The CsrRS (or CovRS) two component system controls expression of up to 15% of the genome of group A Streptococcus (GAS). While some studies have suggested that the sensor histidine kinase CsrS responds to membrane perturbations as a result of various environmental stresses, other data have implicated the human antimicrobial peptide LL-37 and extracellular Mg(2+) as specific signals. We now report that Mg(2+) and LL-37 have opposite effects on expression of multiple genes that are activated or repressed by the transcriptional regulator CsrR. Using a GAS isolate representative of the recently emerged and widely disseminated M1T1 clone implicated in severe invasive disease, we found marked up-regulation by CsrRS of multiple virulence factors including pyrogenic exotoxin A, DNase Sda1, streptolysin O, and the hyaluronic acid capsular polysaccharide, among others. Topology and surface protein labeling studies indicated that CsrS is associated with the bacterial cell membrane and has a surface-exposed extracellular domain accessible to environmental ligands. Replacement of a cluster of three acidic amino acids with uncharged residues in the extracellular domain of CsrS abrogated LL-37 signaling and conferred a hyporesponsive phenotype consistent with tonic activation of CsrS autokinase activity, an effect that could be overridden by mutation of the CsrS active site histidine.
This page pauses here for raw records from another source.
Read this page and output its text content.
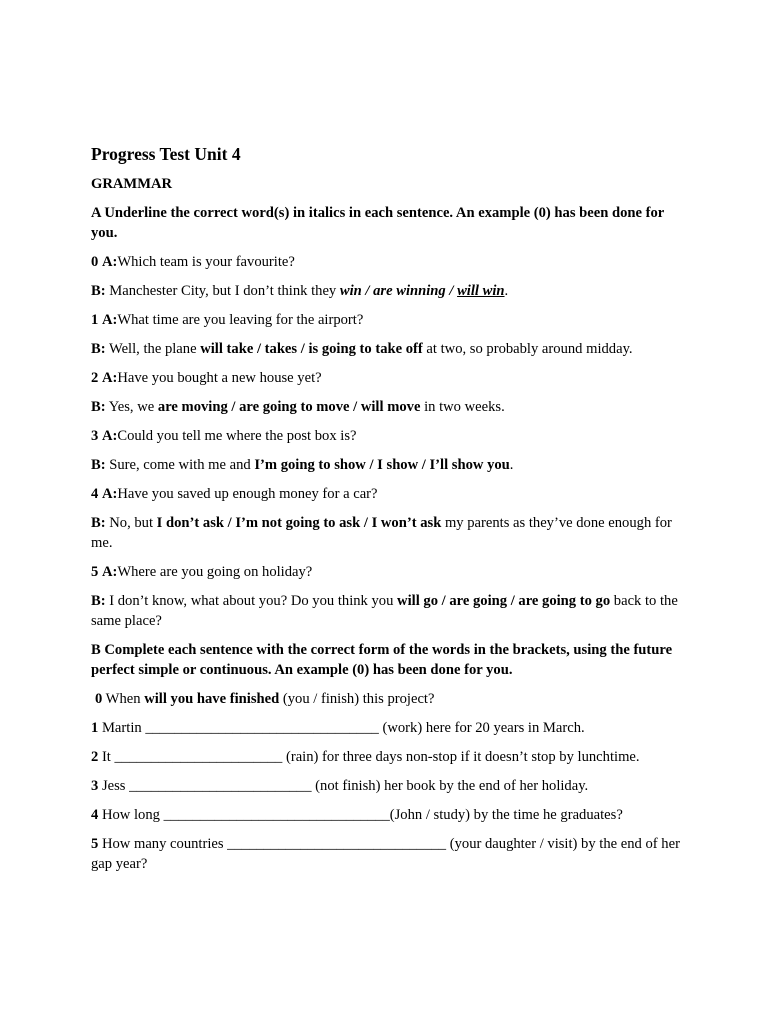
Progress Test Unit 4
GRAMMAR
A Underline the correct word(s) in italics in each sentence. An example (0) has been done for you.

0 A:Which team is your favourite?

B: Manchester City, but I don’t think they win / are winning / will win.

1 A:What time are you leaving for the airport?

B: Well, the plane will take / takes / is going to take off at two, so probably around midday.

2 A:Have you bought a new house yet?

B: Yes, we are moving / are going to move / will move in two weeks.

3 A:Could you tell me where the post box is?

B: Sure, come with me and I’m going to show / I show / I’ll show you.

4 A:Have you saved up enough money for a car?

B: No, but I don’t ask / I’m not going to ask / I won’t ask my parents as they’ve done enough for me.

5 A:Where are you going on holiday?

B: I don’t know, what about you? Do you think you will go / are going / are going to go back to the same place?

B Complete each sentence with the correct form of the words in the brackets, using the future perfect simple or continuous. An example (0) has been done for you.

0 When will you have finished (you / finish) this project?

1 Martin ________________________________ (work) here for 20 years in March.

2 It _______________________ (rain) for three days non-stop if it doesn’t stop by lunchtime.

3 Jess _________________________ (not finish) her book by the end of her holiday.

4 How long _______________________________(John / study) by the time he graduates?

5 How many countries ______________________________ (your daughter / visit) by the end of her gap year?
Both loss- and gain-of-function mutations of a conserved site in the receiver domain of CsrR established an essential role for lysine 102 in CsrS-to-CsrR signal transduction. These results provide strong evidence that Mg(2+) and LL-37 are specific signals that function by altering CsrS autokinase activity and downstream phosphotransfer to CsrR to modulate its activity as a transcriptional regulator. The representation of multiple antiphagocytic and cytotoxic factors in the CsrRS regulon together with results of in vitro phagocytic killing assays support the hypothesis that CsrRS mediates conversion of GAS from a colonizing to an invasive phenotype in response to signaling by host LL-37.